Mexico City’s Ficunam Launches Catapulta Film Lab (EXCLUSIVE)
By Anna Marie de la Fuente
LOS ANGELES (Variety.com) – Ficunam, the international film festival organized by the National Autonomous University of Mexico, has launched new film lab, Catapulta, in a bid to extend more support to indie films in post.
The open call for its First Cut competition runs from Nov. 27 to Jan. 14.
The 9th Ficunam unspools Feb. 28 to March 10.
Founded in 2011, Ficunam has signed on a new administration led by executive director Abril Alzaga and artistic director Michel Lipkes.
Argentine filmmaker-producer Ivan Granovsky, the co-founder of Mar del Plata IFF’s co-production meetings, LoboLab, has been tapped as the general curator of Catapulta.
“Ficunam champions non-traditional and risky cinema,” said Granovsky, adding: “Catapulta is a commitment to protect and promote the fiercest projects out there.”
“Ficunam intends to help catapult these free and courageous films onto the marketplace,” concurred Alzaga who was the executive co-ordinator of UNAM’s Ingmar Bergman Chair in Film and Theater where she managed international co-production projects.
“Catapulta is global; we want to promote the breaking down of borders and nationalities in auteur cinema,” she added.
To launch at the festival’s 9th edition, Catapulta’s First Cut will showcase films in post to festival curators, sales agents, distributors and producers, among others. Running March 6-9, First Cut will be one of the many initiatives the film lab will introduce each year to help experimental and auteur filmmakers.
“Ficunam has been nourished by notable low-budget films and radical narratives. These films are the ones that, throughout history, formed the cultural identity of a people; Catapulta was created to accompany them,” said Lipkes, who has been a programming head at the Mexico City International Contemporary Film Festival (FICCO), the Guadalajara International Film Festival and the Riviera Maya Film Festival. Apart from programming film fests, Lipkes has directed the films “Malaventura” (2011) and “Strange But True” (2017), both of which premiered in Rotterdam.

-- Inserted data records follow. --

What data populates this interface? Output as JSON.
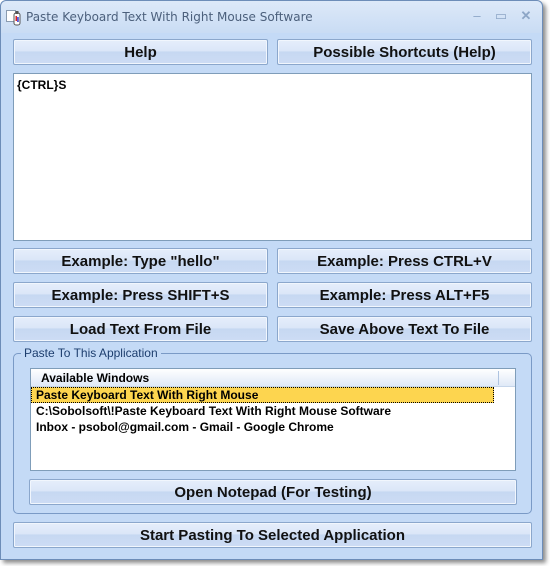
{
  "window": {
    "title": "Paste Keyboard Text With Right Mouse Software",
    "controls": {
      "minimize": "–",
      "maximize": "▭",
      "close": "✕"
    }
  },
  "buttons": {
    "help": "Help",
    "possible_shortcuts": "Possible Shortcuts (Help)",
    "example_type_hello": "Example: Type \"hello\"",
    "example_ctrl_v": "Example: Press CTRL+V",
    "example_shift_s": "Example: Press SHIFT+S",
    "example_alt_f5": "Example: Press ALT+F5",
    "load_text": "Load Text From File",
    "save_text": "Save Above Text To File",
    "open_notepad": "Open Notepad (For Testing)",
    "start_pasting": "Start Pasting To Selected Application"
  },
  "text_input": {
    "value": "{CTRL}S"
  },
  "paste_group": {
    "label": "Paste To This Application",
    "list_header": "Available Windows",
    "items": [
      {
        "label": "Paste Keyboard Text With Right Mouse",
        "selected": true
      },
      {
        "label": "C:\\Sobolsoft\\!Paste Keyboard Text With Right Mouse Software",
        "selected": false
      },
      {
        "label": "Inbox - psobol@gmail.com - Gmail - Google Chrome",
        "selected": false
      }
    ]
  },
  "colors": {
    "window_bg": "#c4daf6",
    "selection": "#fdd54f"
  }
}
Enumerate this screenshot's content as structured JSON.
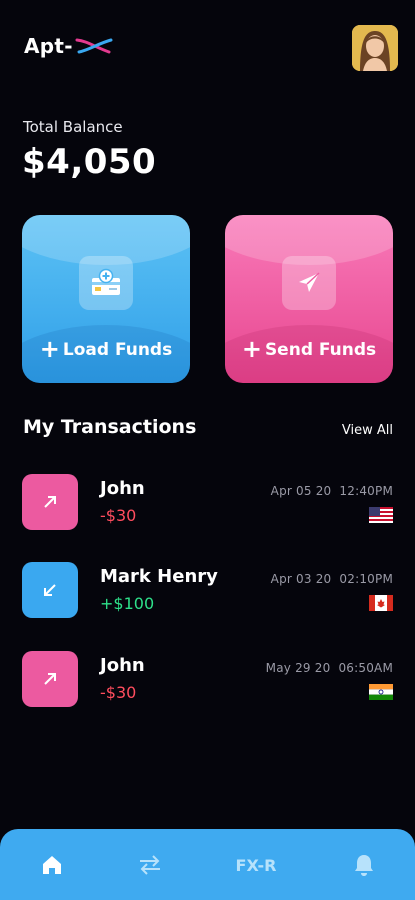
{
  "header": {
    "logo_text": "Apt-",
    "logo_accent_colors": [
      "#e23a8f",
      "#3aa8f0"
    ]
  },
  "balance": {
    "label": "Total Balance",
    "value": "$4,050"
  },
  "actions": {
    "load": {
      "label": "Load Funds",
      "color": "#45b2f0"
    },
    "send": {
      "label": "Send Funds",
      "color": "#ef5fa5"
    }
  },
  "transactions_section": {
    "title": "My Transactions",
    "view_all": "View All"
  },
  "transactions": [
    {
      "name": "John",
      "amount": "-$30",
      "date": "Apr 05 20",
      "time": "12:40PM",
      "direction": "outgoing",
      "icon": "arrow-up-right-icon",
      "flag": "us-flag-icon"
    },
    {
      "name": "Mark Henry",
      "amount": "+$100",
      "date": "Apr 03 20",
      "time": "02:10PM",
      "direction": "incoming",
      "icon": "arrow-down-left-icon",
      "flag": "canada-flag-icon"
    },
    {
      "name": "John",
      "amount": "-$30",
      "date": "May 29 20",
      "time": "06:50AM",
      "direction": "outgoing",
      "icon": "arrow-up-right-icon",
      "flag": "india-flag-icon"
    }
  ],
  "colors": {
    "negative": "#ff4d5e",
    "positive": "#2ee08a",
    "outgoing_bg": "#ec5aa0",
    "incoming_bg": "#3aa8f0",
    "background": "#05050c",
    "nav_bg": "#3faaf0"
  },
  "navbar": {
    "items": [
      "home-icon",
      "transfer-icon",
      "FX-R",
      "bell-icon"
    ],
    "fx_label": "FX-R",
    "active": "home-icon"
  }
}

Lipkes describes the lab as a “practical tool to creatively and financially promote the cinema” in which they believe. “We want this platform to be one more gear in the system of film production and not just a mere logo,” he said.
“In Catapulta, there will be competitions, there will be prizes in those competitions, but there will never be losers,” Granovsky asserted.